Re: But on further regurgitation...

Posted by Bobba on Jun 05, 2002 at 12:21
(198.199.145.253)

Re: But on further regurgitation... (Southern Man)

Regarding your stick house/mobile home analogy – I think it falls far short. The issue is whether or not we can design a self-contained zero maintenance reactor of a suitable small size and weight. Clearly we can as it’s already been done. It may not be of the pebble-bed variety but it exists. The Rapid-L was specifically (initially) designed for this very purpose. Whether it alone would suffice in terms of energy requirements seems to be the only issue. But before we get to that I want to return for a second to the shielding issue.


I agree that without the biological shielding a great deal of neutron radiation will escape the core into the surrounding environment. So what? Neutron radiation does not necessarily a contaminated environment make – depending of course on your definition of contaminated. You originally asserted, as hyperbole i think, that it would produce radioactive steam. Realistically, given the nature of neutron radiation and what it [wants to] reacts with, the only external secondary hazardous particles produced in any significant quantity would be low levels of tritium, and given it’s relatively short half-life, I don’t think it would be of any consequence whatsoever. I’d be more than happy to have a cup Martian tea made from the condensed steam. Perhaps you’ll join me? Now on to the cost/energy-effectiveness of this plan over that of bringing all the fuel required along.

I simply don’t know.

The original question regarded where the energy would come from to make the fuel. The best and possible only answer to that is nuclear.

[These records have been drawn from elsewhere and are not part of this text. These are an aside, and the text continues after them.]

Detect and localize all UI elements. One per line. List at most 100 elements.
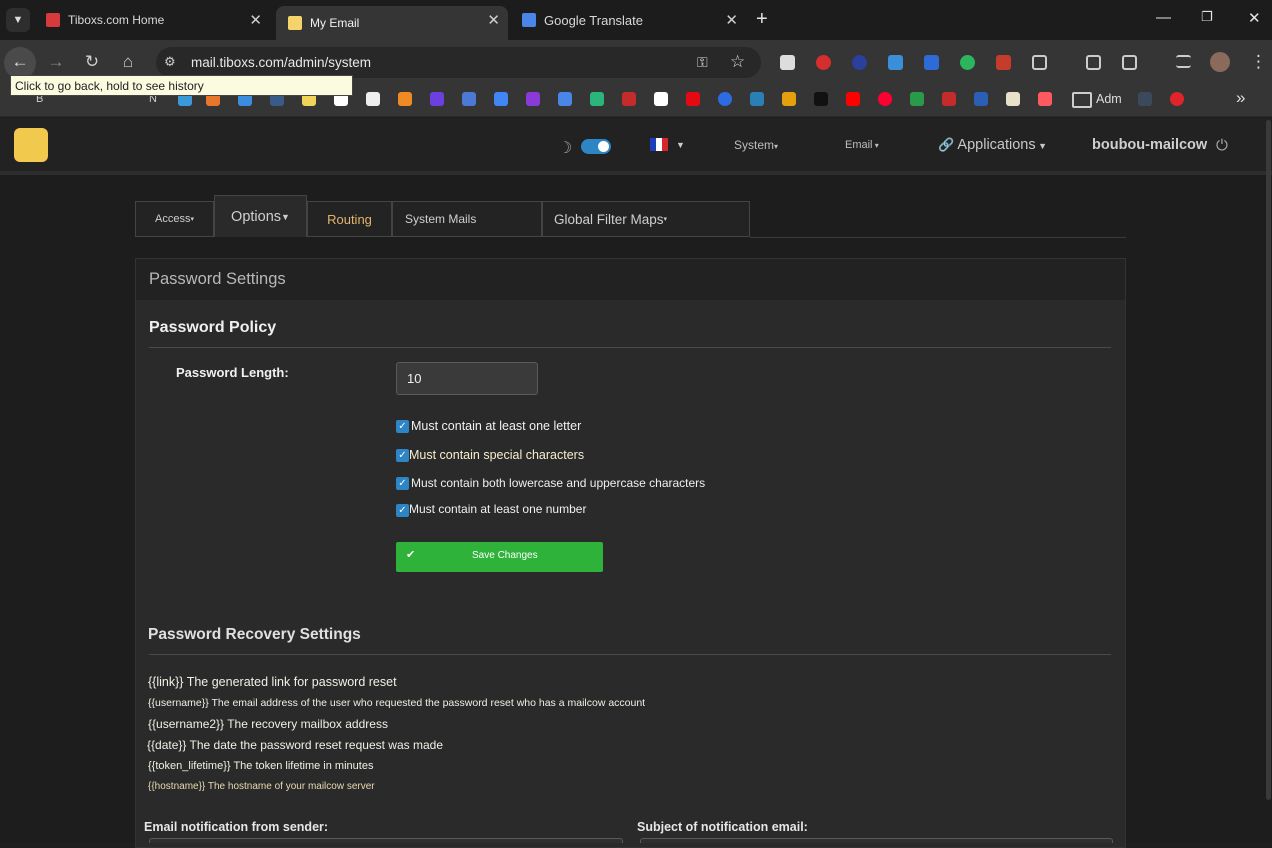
french-flag-icon[interactable]: [650, 138, 668, 151]
netflix-bookmark-icon[interactable]: [686, 92, 700, 106]
more-bookmarks-icon[interactable]: »: [1236, 88, 1245, 108]
language-caret-icon[interactable]: ▼: [676, 140, 685, 150]
media-queue-icon[interactable]: [1176, 55, 1191, 68]
tab-search-button[interactable]: ▼: [6, 8, 30, 32]
bookmark-icon[interactable]: [1006, 92, 1020, 106]
close-icon[interactable]: ✕: [725, 11, 738, 29]
checkbox-letter[interactable]: ✓: [396, 420, 409, 433]
bookmark-icon[interactable]: [750, 92, 764, 106]
pen-extension-icon[interactable]: [924, 55, 939, 70]
tab-global-filter-maps[interactable]: Global Filter Maps ▾: [542, 201, 750, 237]
tab-options-label: Options: [231, 208, 282, 225]
eu-extension-icon[interactable]: [852, 55, 867, 70]
bookmark-icon[interactable]: [1138, 92, 1152, 106]
minimize-button[interactable]: —: [1156, 9, 1171, 26]
tab-google-translate[interactable]: Google Translate ✕: [510, 6, 746, 34]
screenshot-icon[interactable]: [1122, 55, 1137, 70]
tab-options[interactable]: Options ▼: [214, 195, 307, 237]
logout-icon[interactable]: ⏻: [1216, 137, 1228, 154]
back-tooltip: Click to go back, hold to see history: [10, 75, 353, 96]
var-key: {{username}}: [148, 697, 209, 709]
bookmark-icon[interactable]: [526, 92, 540, 106]
system-menu[interactable]: System▾: [734, 138, 778, 152]
panel-title: Password Settings: [149, 270, 286, 288]
password-key-icon[interactable]: ⚿: [697, 54, 708, 71]
sender-input[interactable]: [149, 838, 623, 843]
bookmark-icon[interactable]: [974, 92, 988, 106]
var-key: {{username2}}: [148, 717, 225, 731]
ytmusic-bookmark-icon[interactable]: [878, 92, 892, 106]
bookmark-folder-adm[interactable]: Adm: [1096, 92, 1122, 106]
browser-menu-icon[interactable]: ⋮: [1250, 52, 1267, 72]
lock-extension-icon[interactable]: [888, 55, 903, 70]
tab-my-email[interactable]: My Email ✕: [276, 6, 508, 40]
plex-bookmark-icon[interactable]: [782, 92, 796, 106]
bookmark-icon[interactable]: [494, 92, 508, 106]
youtube-bookmark-icon[interactable]: [846, 92, 860, 106]
airbnb-bookmark-icon[interactable]: [1038, 92, 1052, 106]
applications-menu[interactable]: 🔗 Applications ▼: [938, 137, 1047, 153]
reload-icon[interactable]: ↻: [80, 52, 104, 72]
subject-input[interactable]: [640, 838, 1113, 843]
mailcow-logo[interactable]: [14, 128, 48, 162]
restore-button[interactable]: ❐: [1201, 9, 1213, 25]
dark-mode-toggle[interactable]: [581, 139, 611, 154]
tab-routing[interactable]: Routing: [307, 201, 392, 237]
password-length-input[interactable]: 10: [396, 362, 538, 395]
var-desc: The email address of the user who reques…: [211, 697, 646, 709]
bookmark-icon[interactable]: [942, 92, 956, 106]
bookmark-icon[interactable]: [910, 92, 924, 106]
bookmark-icon[interactable]: [654, 92, 668, 106]
page-scrollbar[interactable]: [1266, 120, 1271, 800]
checkbox-number[interactable]: ✓: [396, 504, 409, 517]
email-menu-label: Email: [845, 139, 873, 151]
bars-extension-icon[interactable]: [996, 55, 1011, 70]
recovery-divider: [149, 654, 1111, 655]
tab-title: Tiboxs.com Home: [68, 13, 165, 27]
tab-access[interactable]: Access ▾: [135, 201, 214, 237]
refresh-extension-icon[interactable]: [960, 55, 975, 70]
profile-avatar[interactable]: [1210, 52, 1230, 72]
bookmark-icon[interactable]: [366, 92, 380, 106]
appletv-bookmark-icon[interactable]: [814, 92, 828, 106]
system-menu-label: System: [734, 138, 775, 152]
bookmark-icon[interactable]: [1170, 92, 1184, 106]
close-icon[interactable]: ✕: [249, 11, 262, 29]
folder-icon[interactable]: [1072, 92, 1092, 108]
var-desc: The date the password reset request was …: [189, 738, 443, 752]
home-icon[interactable]: ⌂: [116, 52, 140, 72]
bookmark-star-icon[interactable]: ☆: [730, 52, 745, 72]
recovery-var-username2: {{username2}} The recovery mailbox addre…: [148, 717, 388, 731]
new-tab-button[interactable]: +: [756, 8, 768, 31]
bookmark-icon[interactable]: [622, 92, 636, 106]
email-menu[interactable]: Email ▾: [845, 139, 879, 151]
var-desc: The generated link for password reset: [186, 675, 397, 689]
translate-bookmark-icon[interactable]: [558, 92, 572, 106]
tab-system-mails[interactable]: System Mails: [392, 201, 542, 237]
mail-favicon-icon: [288, 16, 302, 30]
bookmark-icon[interactable]: [398, 92, 412, 106]
save-changes-label: Save Changes: [472, 550, 538, 561]
bookmark-icon[interactable]: [430, 92, 444, 106]
forward-icon[interactable]: →: [44, 52, 68, 72]
checkbox-special-label: Must contain special characters: [409, 448, 585, 462]
close-icon[interactable]: ✕: [487, 11, 500, 29]
adblock-extension-icon[interactable]: [816, 55, 831, 70]
qr-extension-icon[interactable]: [780, 55, 795, 70]
checkbox-special[interactable]: ✓: [396, 449, 409, 462]
reading-list-icon[interactable]: [1086, 55, 1101, 70]
password-length-value: 10: [407, 371, 422, 386]
recovery-var-date: {{date}} The date the password reset req…: [147, 738, 443, 752]
puzzle-extensions-icon[interactable]: [1032, 55, 1047, 70]
checkbox-number-label: Must contain at least one number: [409, 502, 587, 516]
tab-tiboxs-home[interactable]: Tiboxs.com Home ✕: [34, 6, 270, 34]
var-key: {{date}}: [147, 738, 187, 752]
checkbox-case[interactable]: ✓: [396, 477, 409, 490]
bookmark-icon[interactable]: [590, 92, 604, 106]
site-info-icon[interactable]: ⚙: [164, 54, 176, 70]
window-close-button[interactable]: ✕: [1248, 9, 1261, 27]
bookmark-icon[interactable]: [462, 92, 476, 106]
bookmark-icon[interactable]: [718, 92, 732, 106]
policy-divider: [149, 347, 1111, 348]
save-changes-button[interactable]: ✔ Save Changes: [396, 542, 603, 572]
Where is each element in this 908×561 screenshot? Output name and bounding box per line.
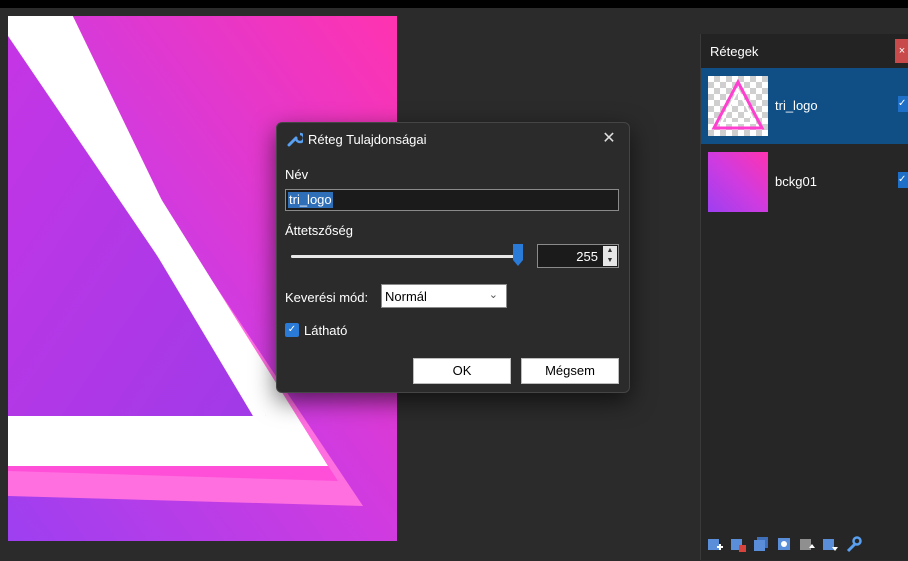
layer-row-tri-logo[interactable]: tri_logo ✓ bbox=[701, 68, 908, 144]
move-layer-up-icon[interactable] bbox=[799, 536, 816, 553]
dialog-title: Réteg Tulajdonságai bbox=[308, 132, 427, 147]
blend-mode-value: Normál bbox=[385, 289, 427, 304]
opacity-value: 255 bbox=[576, 249, 598, 264]
spin-buttons: ▲ ▼ bbox=[603, 246, 617, 266]
name-label: Név bbox=[285, 167, 309, 182]
layer-properties-icon[interactable] bbox=[845, 535, 862, 553]
layer-thumbnail bbox=[708, 76, 768, 136]
spin-down-icon[interactable]: ▼ bbox=[603, 256, 617, 266]
opacity-label: Áttetszőség bbox=[285, 223, 353, 238]
layer-thumbnail bbox=[708, 152, 768, 212]
layer-properties-dialog: Réteg Tulajdonságai ✕ Név tri_logo Áttet… bbox=[276, 122, 630, 393]
visible-checkbox[interactable]: ✓ bbox=[285, 323, 299, 337]
layers-header: Rétegek × bbox=[701, 34, 908, 68]
blend-mode-label: Keverési mód: bbox=[285, 290, 369, 305]
opacity-slider-thumb[interactable] bbox=[513, 244, 523, 266]
layers-panel-title: Rétegek bbox=[710, 44, 759, 59]
layers-panel-close-button[interactable]: × bbox=[895, 39, 908, 63]
visible-label: Látható bbox=[304, 323, 348, 338]
layer-name-input[interactable]: tri_logo bbox=[285, 189, 619, 211]
ok-button[interactable]: OK bbox=[413, 358, 511, 384]
merge-layer-icon[interactable] bbox=[776, 536, 793, 553]
layer-name: tri_logo bbox=[775, 98, 818, 113]
add-layer-icon[interactable] bbox=[707, 536, 724, 553]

Anyway, feel free to show me your calculations. If they are picked apart, it won’t likely be by me – integral calculations are, as I’ve said, over my head. But this did seem worth picking on...

I believe we should plan on at least 10,000Kg of
people/food/air/water/shielding to lift.


Does that include the weight of the craft as well? I’m not sure we’d need to lift anything other than people and their souvenirs – and the fuel for the return trip home, of course. Presumable, there’d be a “mother ship” with the requisite food, water and shielding already in orbit. So really there are two sets of equations: one for getting the people, rocks and fuel up to the mother ship and one for getting the mother ship back to earth.